ROSTOV-ON-DON, October 28 (RIA Novosti) – The lucrative Russian market will not be closed to Ukraine after it signs a free trade agreement with the EU, but Kiev will lose trade preferences, Russia’s foreign minister said Monday.

“We’re not talking about a ban on imports from Ukraine,” Sergei Lavrov said at a press conference after a meeting with his Ukrainian counterpart Leonid Kozhara.

“But preferences… that follow from an agreement about a free trade zone in the Commonwealth of Independent States, these preferences will of course be void,” Lavrov said in Rostov-on-Don.

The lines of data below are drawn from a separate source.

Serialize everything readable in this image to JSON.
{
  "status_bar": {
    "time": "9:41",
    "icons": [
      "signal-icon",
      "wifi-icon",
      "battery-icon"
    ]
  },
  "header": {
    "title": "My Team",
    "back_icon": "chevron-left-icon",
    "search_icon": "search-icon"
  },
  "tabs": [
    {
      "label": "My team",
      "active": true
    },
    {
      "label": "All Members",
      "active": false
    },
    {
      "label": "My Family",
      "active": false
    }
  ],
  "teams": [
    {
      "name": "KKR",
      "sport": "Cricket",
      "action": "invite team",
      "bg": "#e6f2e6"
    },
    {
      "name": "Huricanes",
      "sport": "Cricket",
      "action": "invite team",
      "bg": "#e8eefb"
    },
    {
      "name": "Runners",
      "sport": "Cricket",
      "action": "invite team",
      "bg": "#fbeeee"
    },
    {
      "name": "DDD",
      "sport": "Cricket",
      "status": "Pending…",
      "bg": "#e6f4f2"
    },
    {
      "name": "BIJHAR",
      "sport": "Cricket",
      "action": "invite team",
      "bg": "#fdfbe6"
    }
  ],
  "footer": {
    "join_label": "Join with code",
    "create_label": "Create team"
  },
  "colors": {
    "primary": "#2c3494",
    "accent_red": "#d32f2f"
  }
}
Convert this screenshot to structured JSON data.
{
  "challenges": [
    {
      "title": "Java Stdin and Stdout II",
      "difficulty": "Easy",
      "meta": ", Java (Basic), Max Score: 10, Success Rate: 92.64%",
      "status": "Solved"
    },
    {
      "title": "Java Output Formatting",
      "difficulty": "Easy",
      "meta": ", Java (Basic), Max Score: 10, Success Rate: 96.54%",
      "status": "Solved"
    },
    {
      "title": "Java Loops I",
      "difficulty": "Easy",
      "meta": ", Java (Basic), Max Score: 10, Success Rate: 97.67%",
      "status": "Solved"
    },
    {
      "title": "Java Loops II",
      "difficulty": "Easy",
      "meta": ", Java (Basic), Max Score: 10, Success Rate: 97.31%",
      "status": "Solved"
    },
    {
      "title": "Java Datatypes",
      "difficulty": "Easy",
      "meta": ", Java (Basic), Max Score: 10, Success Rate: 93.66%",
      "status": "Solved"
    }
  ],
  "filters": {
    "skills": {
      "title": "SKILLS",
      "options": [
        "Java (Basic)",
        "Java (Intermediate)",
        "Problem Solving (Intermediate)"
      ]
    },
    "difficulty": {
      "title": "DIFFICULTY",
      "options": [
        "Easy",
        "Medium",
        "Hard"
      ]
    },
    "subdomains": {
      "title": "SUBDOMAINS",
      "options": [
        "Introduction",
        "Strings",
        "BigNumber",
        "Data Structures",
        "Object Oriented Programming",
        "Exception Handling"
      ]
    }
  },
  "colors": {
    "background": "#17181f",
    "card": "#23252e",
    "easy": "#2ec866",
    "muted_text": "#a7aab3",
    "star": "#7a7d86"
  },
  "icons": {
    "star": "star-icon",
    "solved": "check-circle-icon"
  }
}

The EU deal will require Russia and Ukraine to look for a new “optimal model of bilateral cooperation,” Kozhara said at the same press conference, but did not give details.

Ukraine is expected to sign free trade and association agreements with the European Union on November 28-29.

Moscow has unsuccessfully tried to have Kiev join instead the Customs Union of Russia, Belarus and Kazakhstan, hinting at economic sanctions and even cancelation of a visa-free regime with Ukraine in case of a EU deal.

The Russian border guard service began reinforcing the barely guarded Ukrainian border with barbed wire, Ukrainian media reported Monday. Ukrainian border guards denied that the work implied any imminent change in the visa regime.

Lavrov denied Monday that Russia would cancel visa-free travel with Ukraine, but said travel will not be permitted anymore on internal passports.

Both countries issue separate international passports for foreign travel, but thousands still cross the Ukrainian-Russian border on an internal passport.

Russian-Ukrainian bilateral trade turnover stood at $24.6 billion, or 4.5 percent of Russia’s total foreign trade in the first eight months of 2013, according to Russia’s Federal Customs Service.

Ukraine’s trade with the EU and other European countries stood at $29 billion over the same period, according to official Ukrainian data.

Russia and Ukraine will also step up work to delineate their sea borders and continue cooperation on restarting production of An-124 heavy-lift cargo planes, the ministers said.

The two nations will also step up cooperation in the space industry and production of nuclear fuel, Lavrov said in a separate speech Monday.